This Sunday marks an interesting day in Roman history, it’s on that day 1,880 years ago that Emperor Hadrian adopted Antoninus Pius, a 51 year old man, as his son and successor to the throne. His adoption of Antoninus was conditional—it required that Antoninus in turn adopt a 17 year old boy named Marcus Annius Verus to become his own successor. And so Marcus Aurelius was made emperor in this strange chain of events because one wise man saw a glimmer of potential in him. There is a beautiful paragraph in the novel Memoirs of Hadrian that seeks to capture what Hadrian must have seen in that promising boy and it’s worth thinking about today—whether we’re grooming someone else for success or doing the harder work of grooming and improving ourselves.

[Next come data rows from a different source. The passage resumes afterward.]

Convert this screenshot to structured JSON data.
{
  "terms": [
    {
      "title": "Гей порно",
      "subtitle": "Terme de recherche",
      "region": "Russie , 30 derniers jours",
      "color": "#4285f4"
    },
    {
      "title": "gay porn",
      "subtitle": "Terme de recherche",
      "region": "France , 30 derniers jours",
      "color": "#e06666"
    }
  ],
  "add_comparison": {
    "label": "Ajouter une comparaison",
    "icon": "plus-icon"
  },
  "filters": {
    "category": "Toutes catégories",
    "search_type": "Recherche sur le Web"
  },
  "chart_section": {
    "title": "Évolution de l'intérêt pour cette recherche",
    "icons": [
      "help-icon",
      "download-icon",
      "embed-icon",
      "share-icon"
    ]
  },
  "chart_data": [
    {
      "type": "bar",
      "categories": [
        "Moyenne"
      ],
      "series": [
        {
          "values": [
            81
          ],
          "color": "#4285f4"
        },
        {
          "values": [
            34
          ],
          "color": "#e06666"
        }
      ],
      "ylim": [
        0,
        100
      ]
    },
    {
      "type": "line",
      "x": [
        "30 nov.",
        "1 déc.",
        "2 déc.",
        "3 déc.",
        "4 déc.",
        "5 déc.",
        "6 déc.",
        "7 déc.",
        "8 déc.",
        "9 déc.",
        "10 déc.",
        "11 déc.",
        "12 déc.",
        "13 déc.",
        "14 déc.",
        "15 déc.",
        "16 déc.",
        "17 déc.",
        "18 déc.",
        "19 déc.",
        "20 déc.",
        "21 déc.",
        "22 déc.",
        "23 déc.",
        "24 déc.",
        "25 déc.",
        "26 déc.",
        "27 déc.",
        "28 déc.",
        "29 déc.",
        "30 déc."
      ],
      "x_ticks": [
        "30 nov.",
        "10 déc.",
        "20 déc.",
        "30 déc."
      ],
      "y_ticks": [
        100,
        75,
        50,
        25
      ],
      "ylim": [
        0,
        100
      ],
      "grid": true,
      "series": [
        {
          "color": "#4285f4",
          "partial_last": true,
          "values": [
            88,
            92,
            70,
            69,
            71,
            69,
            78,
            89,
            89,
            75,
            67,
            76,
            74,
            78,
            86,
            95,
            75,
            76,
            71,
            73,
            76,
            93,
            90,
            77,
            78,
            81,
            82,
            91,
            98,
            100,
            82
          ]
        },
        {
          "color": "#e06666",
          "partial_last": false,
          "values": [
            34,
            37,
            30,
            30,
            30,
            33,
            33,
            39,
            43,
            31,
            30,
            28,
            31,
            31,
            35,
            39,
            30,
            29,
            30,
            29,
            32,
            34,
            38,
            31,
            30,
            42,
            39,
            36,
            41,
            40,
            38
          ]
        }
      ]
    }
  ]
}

“I have seen you read with passion the writings of the philosophers, and clothe yourself in harsh wool, sleeping on the bare floor and forcing your somewhat frail body to all the mortifications of the Stoics. There is some excess in all that, but excess is a virtue at the age of seventeen. I sometimes wonder on what reef that wisdom will founder, for one always founders: will it be a wife, or a son too greatly beloved, one of those legitimate snares (to sum it up in a word) where overscrupulous, pure hearts are caught? Or will it be more simply age, illness, fatigue, or the disillusion which says to us that if all is vain, then virtue is too? I can imagine in place of your candid, boyish countenance your weary visage as an older man. I am aware that your severity, so carefully acquired, has beneath it some sweetness, and some weakness perhaps; I divine in you the presence of a kind of genius which is not necessarily that of the statesman; the world will doubtless be forever the better off, however, for having once seen such a capacity in conjunction with supreme authority.
I have arranged the essentials for your adoption by Antoninus; under the new name by which you will one day be designated in the list of emperors you are now and henceforth my grandson. I believe that I may be giving mankind the only chance it will ever have to realize Plato’s dream, to see a philosopher pure of heart ruling over his fellow men.”